Mehr als die Hälfte der Befragten gaben an, dass die Unterkunft sie könnte Die Menschen, die es sich leisten konnten, waren viel zu weit von der Arbeit oder medizinischer Versorgung entfernt, unsicher, nicht an öffentliche Verkehrsmittel angebunden oder zu weit von ihren Kindern oder Familien entfernt. Die Befragten erwähnten auch Hindernisse wie Diskriminierung aufgrund der Wohnungssituation, mangelnde Unterstützung bei der Suche nach geeignetem, bezahlbarem Wohnraum, jahrelange Wartezeiten auf eine Unterkunft, fehlende Wohngutscheine und Drogenmissbrauch – einschließlich Drogenkonsum, um auf der Straße wach und wachsam zu bleiben.

Obdachlosigkeit ist, als würde man langsam einen Hügel hinunterstürzen. Unmittelbar nachdem jemand gestürzt ist (oder seine Wohnung verloren hat) ist der beste Zeitpunkt, um zu helfen: Vor Sie haben traumatische und destabilisierende Ereignisse erlebt. Vor Sie haben ein Drogenproblem entwickelt oder verschlimmert. Vor Sie haben alle Hilfe ausgeschöpft, die ihre Familie und Freunde bereit sind zu geben. Vor Sie kamen zu oft zu spät zur Arbeit oder erschienen ohne saubere Kleidung.

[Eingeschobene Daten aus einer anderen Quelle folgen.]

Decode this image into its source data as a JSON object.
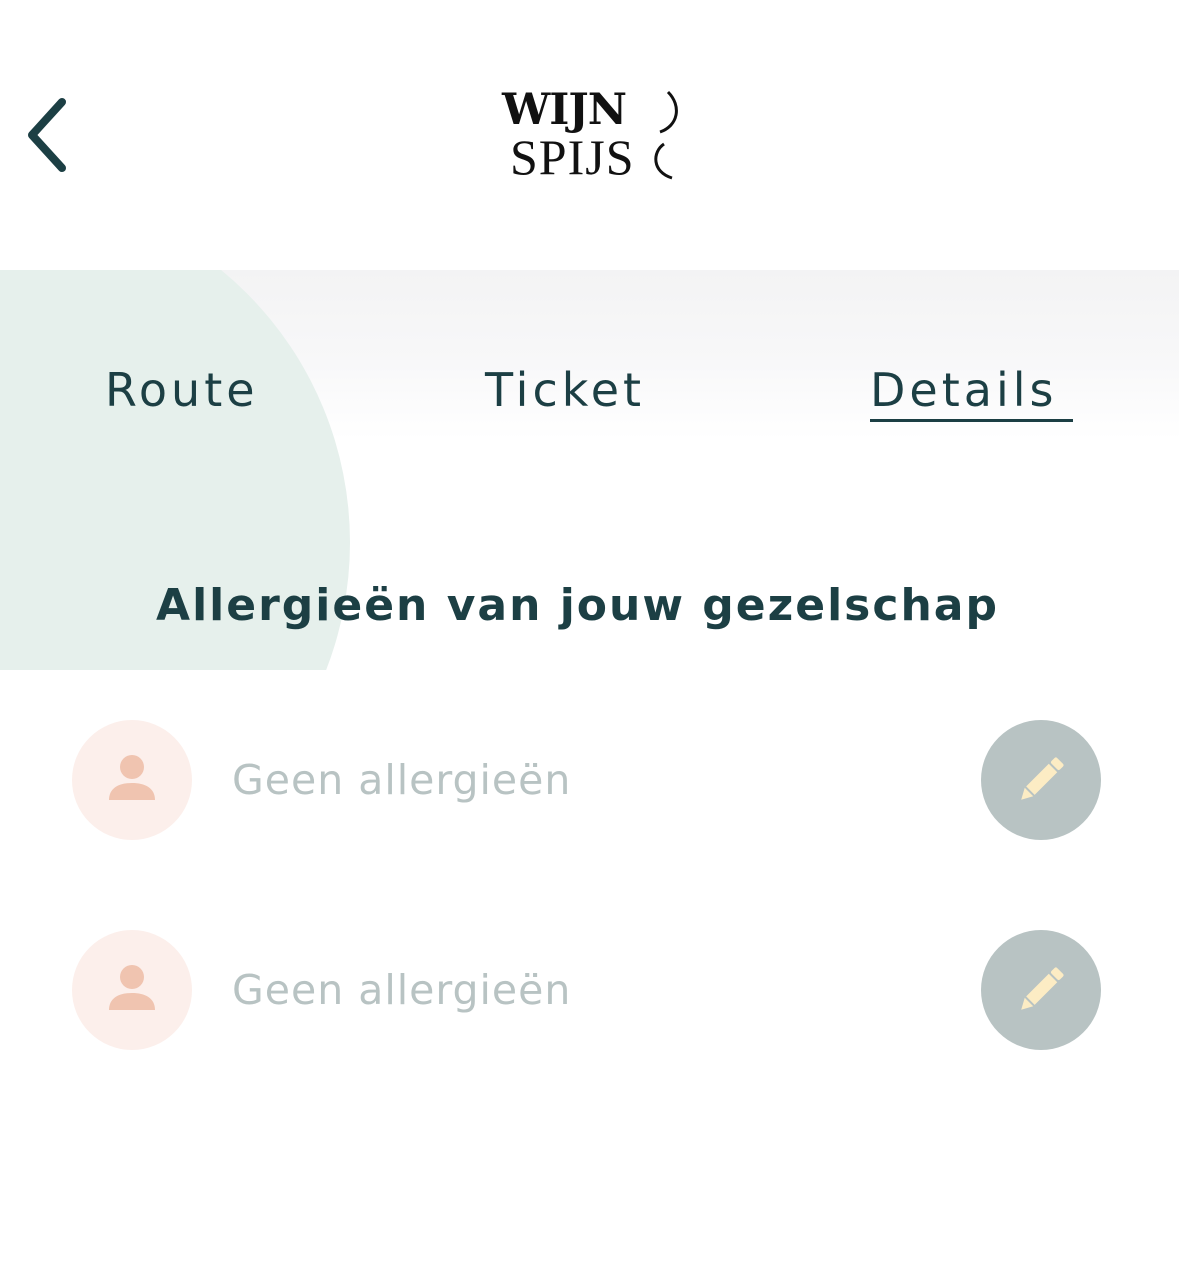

Aber selbst ein gut funktionierender, gut finanzierter Obdachlosenapparat, der frühzeitig eingreift, wird es nicht schaffen, die Krise der Obdachlosigkeit zu beenden, denn die Krise der Obdachlosigkeit ist eine Krise der Obdachlosigkeit Häuser.

Was bedeutet der Durchschnittspreis eines Hauses für jemanden, der kurz vor der Räumung einer überfüllten Wohnung steht, die er mit der Großfamilie teilt? Eigentlich sehr viel. Eine Wohnungskette verbindet Wohnungen mit niedrigem Einkommen, Wohnungen mit mittlerem Einkommen und Wohnungen mit hohem Einkommen. Wenn neue, marktgerechte Wohnungen zum ersten Mal zur Verfügung gestellt werden und die Menschen in sie einziehen, wird Platz in den Häusern frei, in denen sie zuvor gewohnt haben und die in der Regel älter sind. Wenn neue Wohnungen ist nicht Wenn sie auf den Markt gebracht werden, wenden sich einkommensstarke Bewohner älteren Wohneinheiten zu, was den Preis in die Höhe treibt. Im Gegenzug wenden sich Arbeiter mit mittlerem Einkommen an Wohneinheiten mit niedrigerem Einkommen, und alle am unteren Ende drängen sich in einem schwindenden Bestand an bezahlbarem Wohnraum zusammen, bis jemand seinen Platz verliert.

Jeden Tag, an dem Kalifornien und andere teure Bundesstaaten im ganzen Land den Bau weiterer Wohnungen verzögern, wird eine weitere zukünftige Familie auf die Straße gebracht.